They started small. Land had always meant something to my mother's parents, poor farmers-turned-schoolteachers. So after my grandpa sold his share in the small-town Kansas hardware store he and a friend had opened after returning from World War II, they saved their pennies.

The frugality they had learned during the Great Depression paid off. They owned their Colorado Springs, Colo., home free and clear, and started to buy others. There was the modest mountain cabin I visited as a little girl, where hail rattled the metal roof during summer storms. Slowly, they took on about eight other homes and duplexes, carrying many mortgages themselves.

They had no retirement accounts. But thanks to their investing, and the stock my grandpa had bought from the paint company he later worked for, when they died they left somewhere around $500,000 for their children and grandchildren.

As this month's cover story shows, buying a home builds wealth across generations. It's an apt topic to kick off this year's Chicago Matters: Money Talks series, through our annual partnership with Chicago Public Radio, WTIW Channel 11 and the Chicago Public Library, sponsored by The Chicago Community Trust.

When it comes to homebuying as an investment strategy, however, not all Chicagoans are cashing in. In a review of mortgage lending data, Reporter Kimbriell Kelly found that many disparities remain: African Americans in our city, for instance, are less likely to get approved for mortgages than they were more than a decade ago. And buyers of any race are less likely to get approved in mostly black neighborhoods.

My family's story backs that up. While my mother's white parents could leave a nice nest egg behind, my father's black parents could not.

His parents were not allowed to live wherever they liked, much less buy homes in other areas. Some of their relatives were sidled brick masons who built homes for their families. But decades of segregation kept those properties from appreciating much. And my dad's father never had a prayer of owning a share of the dress shop where he worked--he was confined to the stock room and sent to make deliveries.

Economically, it all left my father's side of the family a couple of generations behind my mother's-not because they failed to save their money or seize opportunities, but because they were never afforded those opportunities in the first place.

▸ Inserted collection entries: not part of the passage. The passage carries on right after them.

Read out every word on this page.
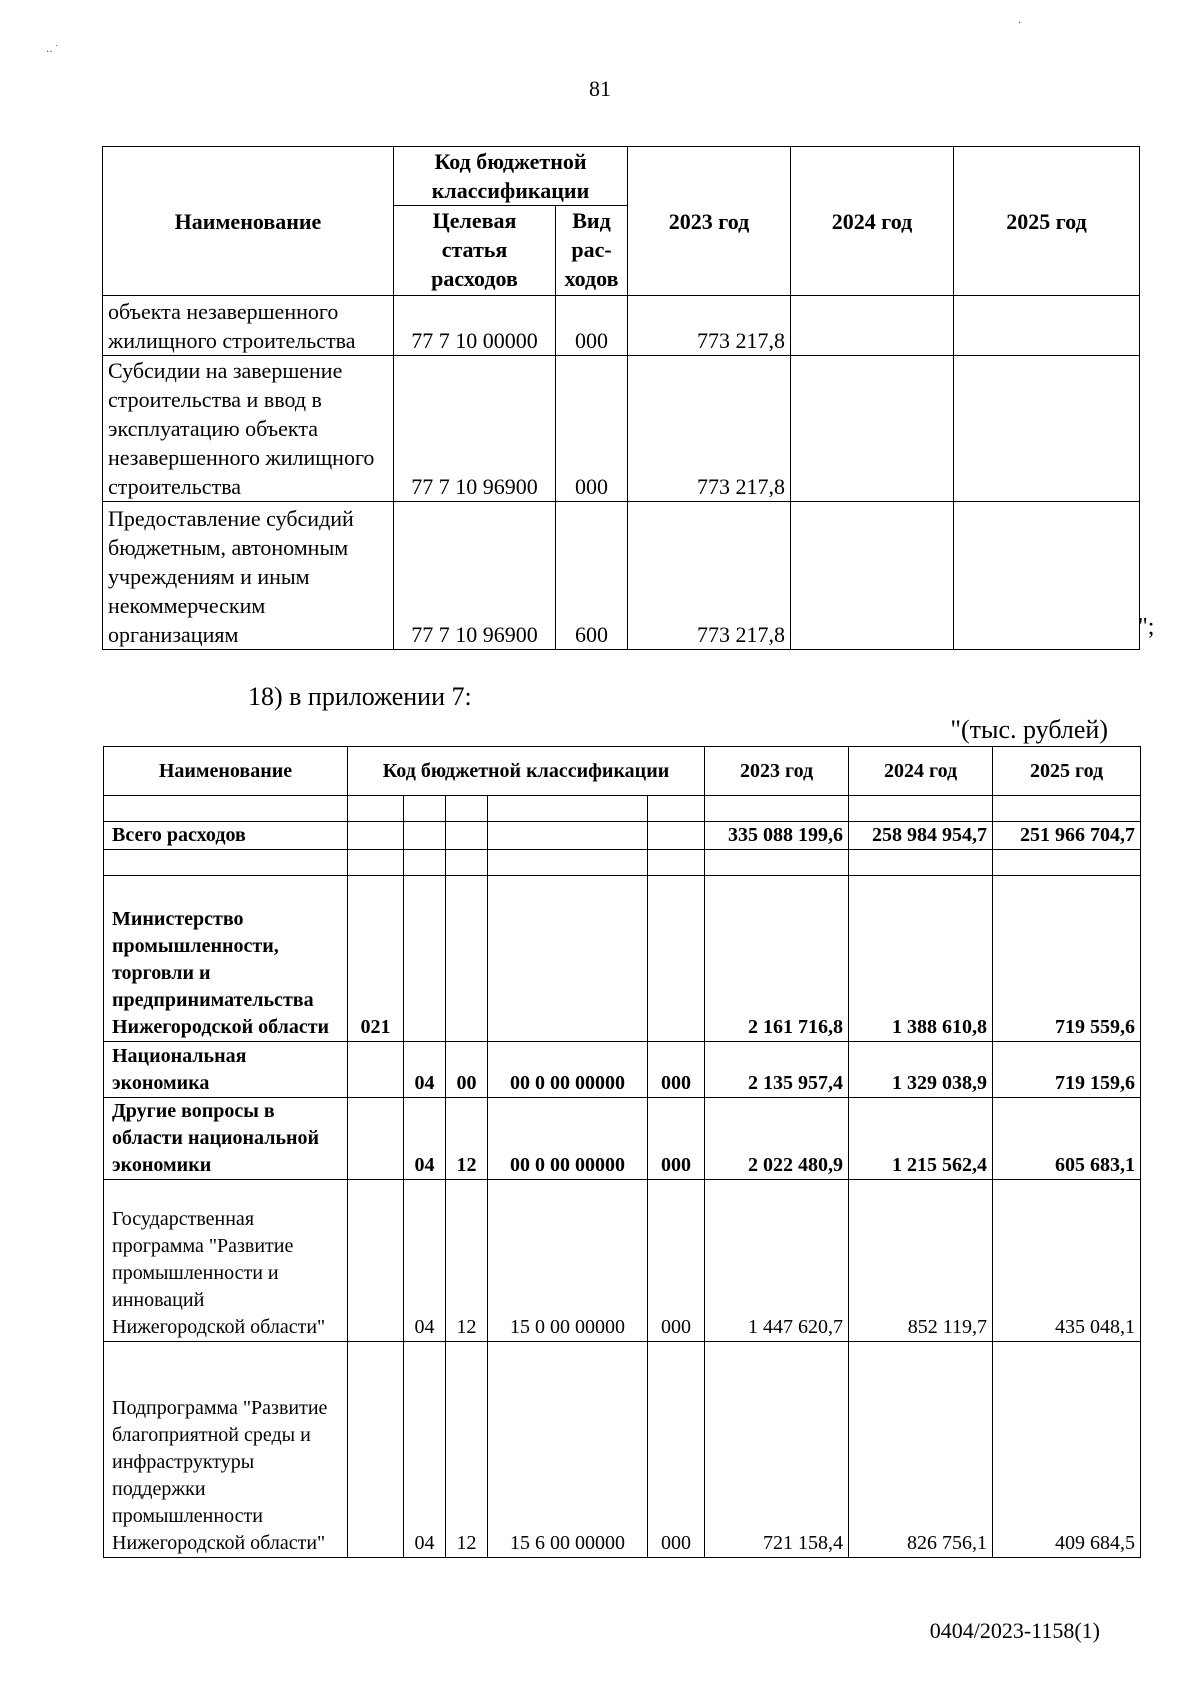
‥ ˙
·
81
Наименование	Код бюджетной классификации		2023 год	2024 год	2025 год
	Целевая статья расходов	Вид рас-ходов			
объекта незавершенного жилищного строительства	77 7 10 00000	000	773 217,8		
Субсидии на завершение строительства и ввод в эксплуатацию объекта незавершенного жилищного строительства	77 7 10 96900	000	773 217,8		
Предоставление субсидий бюджетным, автономным учреждениям и иным некоммерческим организациям	77 7 10 96900	600	773 217,8			";
18) в приложении 7:
"(тыс. рублей)
Наименование	Код бюджетной классификации					2023 год	2024 год	2025 год

Всего расходов						335 088 199,6	258 984 954,7	251 966 704,7

Министерство промышленности, торговли и предпринимательства Нижегородской области	021					2 161 716,8	1 388 610,8	719 559,6
Национальная экономика		04	00	00 0 00 00000	000	2 135 957,4	1 329 038,9	719 159,6
Другие вопросы в области национальной экономики		04	12	00 0 00 00000	000	2 022 480,9	1 215 562,4	605 683,1
Государственная программа "Развитие промышленности и инноваций Нижегородской области"		04	12	15 0 00 00000	000	1 447 620,7	852 119,7	435 048,1
Подпрограмма "Развитие благоприятной среды и инфраструктуры поддержки промышленности Нижегородской области"		04	12	15 6 00 00000	000	721 158,4	826 756,1	409 684,5
0404/2023-1158(1)
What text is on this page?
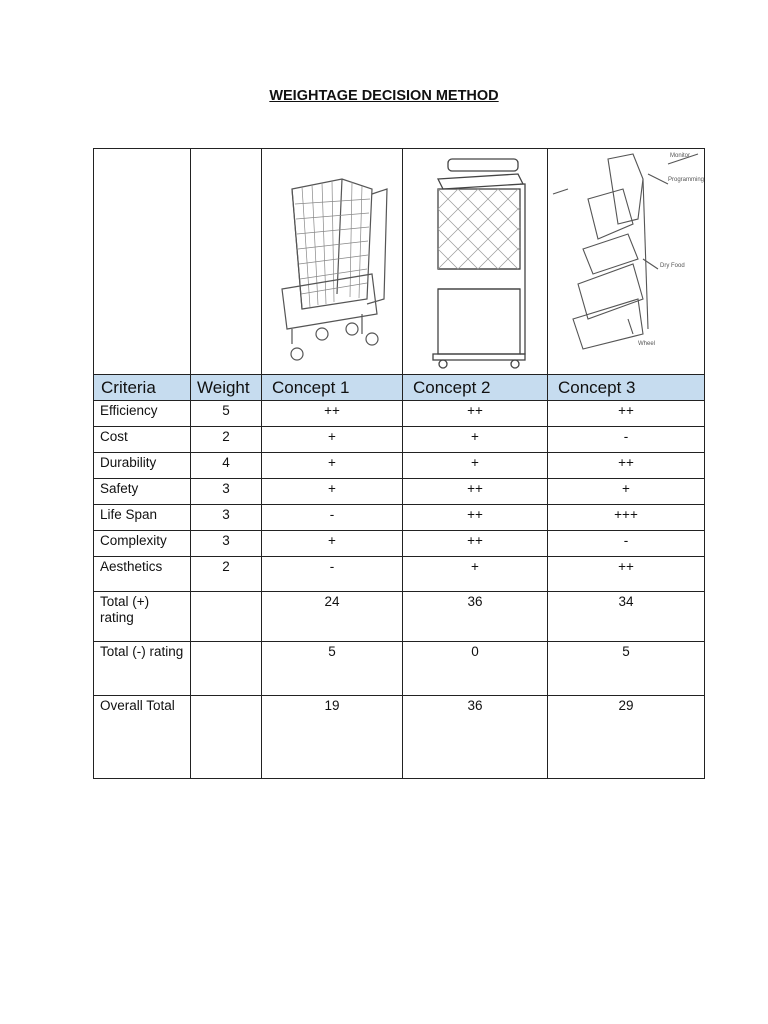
WEIGHTAGE DECISION METHOD

Monitor
Programming
Dry Food
Wheel

Criteria	Weight	Concept 1	Concept 2	Concept 3
Efficiency	5	++	++	++
Cost	2	+	+	-
Durability	4	+	+	++
Safety	3	+	++	+
Life Span	3	-	++	+++
Complexity	3	+	++	-
Aesthetics	2	-	+	++
Total (+) rating		24	36	34
Total (-) rating		5	0	5
Overall Total		19	36	29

It explains why someone like Valerie Jones, a 68-year-old African American, would share her story with Kelly, explaining that downsizing to a condo will allow her and her husband to give their sons $30,000.

My dad will also be able to leave something to his children and grandchildren, thanks to savvy financial planning by him and his wife. But I also know a lot of it will come from the 60 or so years he has spent working nearly nonstop.

I am grateful he didn't give up on his dream to lift himself, and his children, out of the poverty he knew as a boy. I just wish he had been given the option to do it some other way.